Läufers Weisheiten

Jeden Tag, an dem Du läufst, wirst Du nicht älter!

Wie schnell die Zeit doch vergeht, mir ist, als wenn er erst gestern gewesen wäre, der Thüringen Ultra.
Und erstaunlicherweise ging und geht es mir seither richtig gut. Klar, die letzte Woche ließ ich es etwas gemächlicher angehen, machte erst mal 2 Tage überhaupt gar nicht, um dann langsam wieder einzusteigen. 77 Km kamen trotzdem noch zusammen.

Aber noch einmal zum Thüringen Ultra, ein paar Erkenntnisse habe ich dort schon gewinnen können:

- ich hatte keine einzige Blase! Ob das nun an den kräftig mit Vasiline eingeschmierten Füßen, den Socken, den Schuhen, den niedrigeren Temperaturen ober allem zusammen lag - ich weiß es nicht. Mit Rückblick auf Delmenhost denke ich es war das Vasiline.

- auch Muskelkater oder so etwas hatte ich nicht, nur eine leichte, na sagen wir mal, Kraftlosigkeit die ersten Tage danach. Ob das jetzt an den Kompressionsklamotten lag weiß ich nicht.

- die ersten 100 Km, also vom Start bis zum VP Brotterode 2 lief ich in 13:31; die zweiten vom VP Krittelstal bis ins Ziel nach Fröttstädt in ungefähr 14:17 Stunden. Ziehe ich nun die wirklich sehr lange Pause in Floh-Seligenthal (Drop-Back-Punkt) ab, so waren es unter dem Strich etwas mehr als 14 Stunden.

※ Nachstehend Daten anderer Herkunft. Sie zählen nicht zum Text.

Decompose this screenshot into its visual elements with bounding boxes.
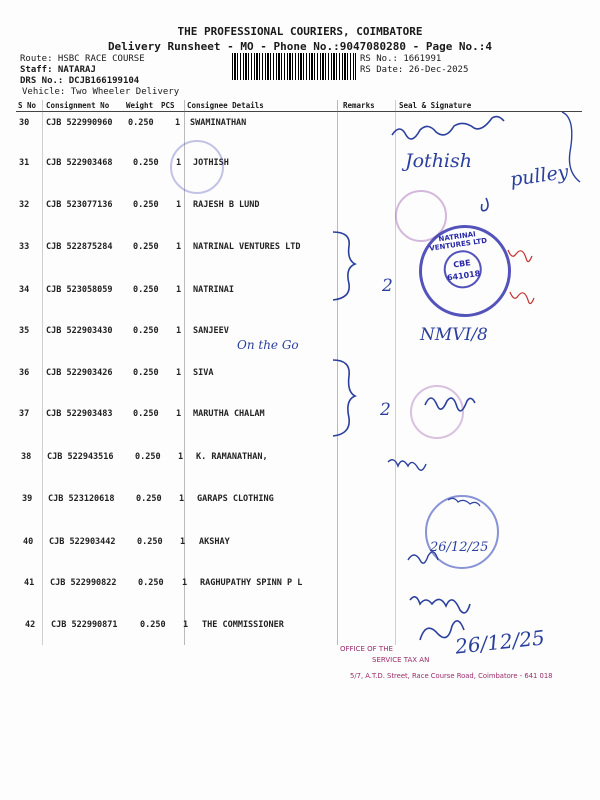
row-consignment: CJB 522903442 xyxy=(49,537,116,547)
handwritten-pulley: pulley xyxy=(508,161,570,191)
brace-33-34 xyxy=(333,232,355,300)
row-consignment: CJB 522903483 xyxy=(46,409,113,419)
signature-garaps xyxy=(448,498,480,506)
handwritten-date-a: 26/12/25 xyxy=(430,540,489,555)
row-consignment: CJB 522943516 xyxy=(47,452,114,462)
row-sno: 36 xyxy=(19,368,30,378)
row-pcs: 1 xyxy=(175,118,181,128)
row-pcs: 1 xyxy=(176,368,182,378)
row-pcs: 1 xyxy=(178,452,184,462)
row-consignee: THE COMMISSIONER xyxy=(202,620,284,630)
row-pcs: 1 xyxy=(179,494,185,504)
row-consignment: CJB 522990822 xyxy=(50,578,117,588)
row-sno: 34 xyxy=(19,285,30,295)
row-consignee: SWAMINATHAN xyxy=(190,118,247,128)
row-pcs: 1 xyxy=(176,409,182,419)
col-remarks: Remarks xyxy=(343,101,375,110)
signature-siva xyxy=(425,398,475,411)
row-pcs: 1 xyxy=(176,242,182,252)
row-consignment: CJB 522903430 xyxy=(46,326,113,336)
row-pcs: 1 xyxy=(176,200,182,210)
row-weight: 0.250 xyxy=(138,578,164,588)
row-sno: 37 xyxy=(19,409,30,419)
rs-number: RS No.: 1661991 xyxy=(360,54,442,64)
row-consignee: NATRINAL VENTURES LTD xyxy=(193,242,301,252)
signature-ramanathan xyxy=(388,460,426,471)
row-sno: 41 xyxy=(24,578,35,588)
document-subtitle: Delivery Runsheet - MO - Phone No.:9047080280 - Page No.:4 xyxy=(107,40,493,53)
row-weight: 0.250 xyxy=(133,200,159,210)
row-pcs: 1 xyxy=(176,158,182,168)
handwritten-date-b: 26/12/25 xyxy=(453,625,546,659)
row-weight: 0.250 xyxy=(128,118,154,128)
row-consignment: CJB 522990871 xyxy=(51,620,118,630)
red-initial-b xyxy=(510,292,534,304)
handwritten-count-a: 2 xyxy=(382,276,393,296)
office-stamp-line1: OFFICE OF THE xyxy=(340,645,393,653)
col-consignee: Consignee Details xyxy=(187,101,264,110)
row-pcs: 1 xyxy=(176,285,182,295)
row-pcs: 1 xyxy=(182,578,188,588)
row-sno: 40 xyxy=(23,537,34,547)
signature-rajesh xyxy=(482,198,489,211)
row-pcs: 1 xyxy=(183,620,189,630)
row-weight: 0.250 xyxy=(133,242,159,252)
handwritten-nmvl: NMVI/8 xyxy=(420,325,488,345)
handwritten-count-b: 2 xyxy=(380,400,391,420)
handwritten-jothish: Jothish xyxy=(405,150,472,172)
col-seal: Seal & Signature xyxy=(399,101,472,110)
brace-36-37 xyxy=(333,360,355,436)
document-title: THE PROFESSIONAL COURIERS, COIMBATORE xyxy=(177,25,423,38)
red-initial-a xyxy=(508,250,532,262)
row-weight: 0.250 xyxy=(133,368,159,378)
office-stamp-line2: SERVICE TAX AN xyxy=(372,656,430,664)
drs-number: DRS No.: DCJB166199104 xyxy=(20,76,140,86)
row-consignee: MARUTHA CHALAM xyxy=(193,409,265,419)
row-consignment: CJB 523058059 xyxy=(46,285,113,295)
row-sno: 33 xyxy=(19,242,30,252)
row-consignment: CJB 522875284 xyxy=(46,242,113,252)
row-sno: 31 xyxy=(19,158,30,168)
col-weight: Weight xyxy=(126,101,154,110)
route-label: Route: HSBC RACE COURSE xyxy=(20,54,145,64)
row-sno: 42 xyxy=(25,620,36,630)
row-sno: 35 xyxy=(19,326,30,336)
row-consignee: NATRINAI xyxy=(193,285,234,295)
row-sno: 39 xyxy=(22,494,33,504)
row-consignee: SANJEEV xyxy=(193,326,229,336)
row-weight: 0.250 xyxy=(133,158,159,168)
seal-ring-text: NATRINAI VENTURES LTD xyxy=(428,230,488,253)
row-consignee: GARAPS CLOTHING xyxy=(197,494,274,504)
row-pcs: 1 xyxy=(176,326,182,336)
seal-pin: 641018 xyxy=(446,268,481,283)
row-consignment: CJB 522903426 xyxy=(46,368,113,378)
row-weight: 0.250 xyxy=(135,452,161,462)
col-consignment: Consignment No xyxy=(46,101,110,110)
row-consignment: CJB 522903468 xyxy=(46,158,113,168)
row-weight: 0.250 xyxy=(133,409,159,419)
handwritten-on-the-go: On the Go xyxy=(237,338,299,352)
row-weight: 0.250 xyxy=(137,537,163,547)
row-pcs: 1 xyxy=(180,537,186,547)
staff-label: Staff: NATARAJ xyxy=(20,65,96,75)
office-stamp-line3: 5/7, A.T.D. Street, Race Course Road, Coimbatore - 641 018 xyxy=(350,672,553,680)
row-consignee: JOTHISH xyxy=(193,158,229,168)
vehicle-label: Vehicle: Two Wheeler Delivery xyxy=(22,87,180,97)
col-pcs: PCS xyxy=(161,101,175,110)
row-consignee: AKSHAY xyxy=(199,537,230,547)
rs-date: RS Date: 26-Dec-2025 xyxy=(360,65,469,75)
col-sno: S No xyxy=(18,101,37,110)
row-consignee: RAGHUPATHY SPINN P L xyxy=(200,578,303,588)
row-sno: 30 xyxy=(19,118,30,128)
row-consignee: SIVA xyxy=(193,368,214,378)
seal-city: CBE xyxy=(452,258,472,270)
row-weight: 0.250 xyxy=(133,326,159,336)
row-consignment: CJB 522990960 xyxy=(46,118,113,128)
signature-raghupathy xyxy=(410,597,470,613)
row-consignee: RAJESH B LUND xyxy=(193,200,260,210)
row-consignment: CJB 523077136 xyxy=(46,200,113,210)
row-sno: 38 xyxy=(21,452,32,462)
row-sno: 32 xyxy=(19,200,30,210)
row-weight: 0.250 xyxy=(133,285,159,295)
row-weight: 0.250 xyxy=(140,620,166,630)
row-consignment: CJB 523120618 xyxy=(48,494,115,504)
signature-swaminathan xyxy=(392,117,504,139)
row-consignee: K. RAMANATHAN, xyxy=(196,452,268,462)
row-weight: 0.250 xyxy=(136,494,162,504)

Ich denke mir den Lauf ganz gut eingeteilt zu haben und die ersten Kilometer nicht zu schnell unterwges gewesen zu sein! Oder....?

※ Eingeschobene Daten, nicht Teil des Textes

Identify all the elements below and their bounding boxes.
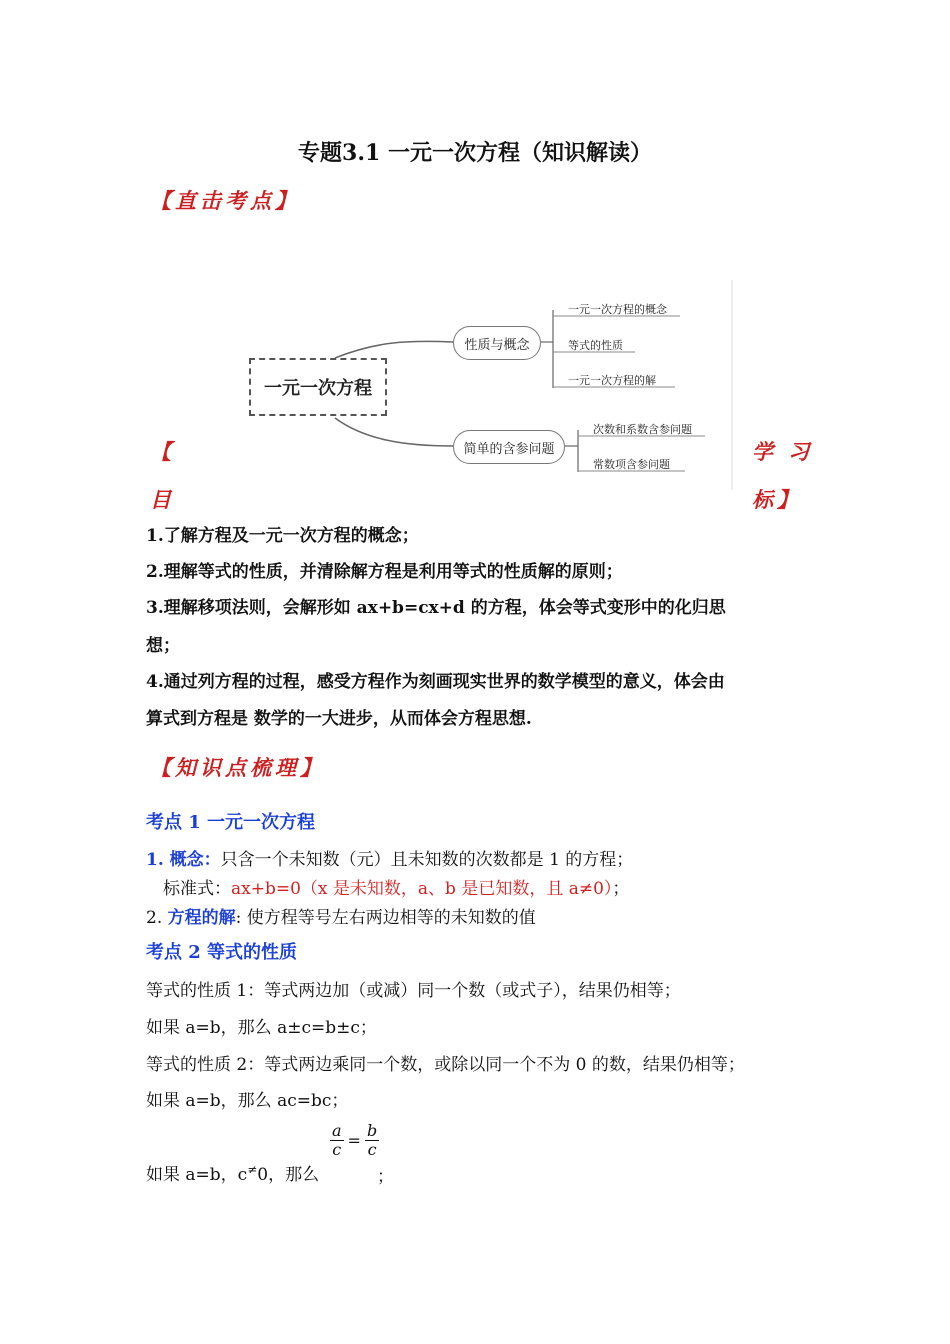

- rechne ich die 22:43:42 auf eine flache, leicht zu laufende Strecke bei der man keine Stirnlampe braucht und keinen Rucksack mit sich herum schleppen muss um, so denke ich die 161 Km in etwa 20 Stunden gelaufen zu sein. Bei meiner in diesem Jahr doch eher bescheidenen Vorbereitung nicht schlecht.

- seltsamerweise vielen mir mit zunehmender Distanz die Berge schnell hoch zu gehen leichter als die Bergabpassagen zu laufen, wie kommt das denn?

- ich war am Ende zwar froh im Ziel zu sein, hätte aber durchaus noch weitermachen können. Ob laufend und wie weit laufend weiß ich nicht, in jedem Fall aber gehend, und das macht mir Mut!

- mittlerweile habe ich ein ganz gutes Gefühl dafür entwickelt, wann mein Körper in welcher Phase eines Laufes was benötigt. Allerdings sollte es dann auch zur Verfügung stehen. Ich denke da nur ein meinen leichten Schwindelanfall...

- Schmerzen treten immer später auf, der Körper gewöhnt sich scheinbar an die Belastung, und sie sind dann auch immer besser kontrollierbar, scheinbar bin ich resistenter dagegen geworden, vielleicht auch etwas härter gegen mich selbst.

- dieser Lauf war ein sehr wichtiger Stein auf dem Weg zur TTdR230, lief insgesamt doch recht gut, gibt aber noch lange keinen Anlass, in Euphorie zu verfallen!

Jetzt gilt es nur noch festzustellen, was jenseits der 161 Km- bzw. der 24 Stundenmarke passiert. Bislang fehlen mir hier schlicht und einfach Erfahrungswerte. Nur der 24er in Bad Berleburg kann dafür herangezogen werden, und da waren es dann auch auch nur 172 Km.
Will heißen, ich muss weiter Erfahrung sammeln, gerade in Hinblick auf mein großes Ziel, die TTdR230 Pfingsten 2012, denn im Gegensatz zum Thüringen Ultra warten da dann noch weitere 70 Km auf mich - und auch dort gibt es eine Cut-Off-Zeit, nämlich 38 Stunden! Auf Thüringen bezogen würde das heißen - 161 Km in 20 Stunden - das wären dann noch 18 für die verbleibenden 70, hört sich viel an, ist es aber nicht. Und auf Bad Berleburg bezogen - 58 Km und nur noch 14 Stunden Zeit - und dort war ich völlig alle!
Wie gesagt, nur weitere Erfahrungen können und müssen mir hier helfen!

Sehr interessant wäre es jetzt noch zu wissen, wie lange ich für eine vernünftige Regeneration brauche! Dies würde mir dann auch sehr helfen, eine vernünftige Vorbereitung für die TorTour zu planen, denn auch hier kann man sehr viel falsch machen.

Also, ich bin noch lange nicht am Ende, stecke eigentlich noch in den Kinderschuhen und es bleibt weiter spannend auf meinem Weg zur Rheinorange!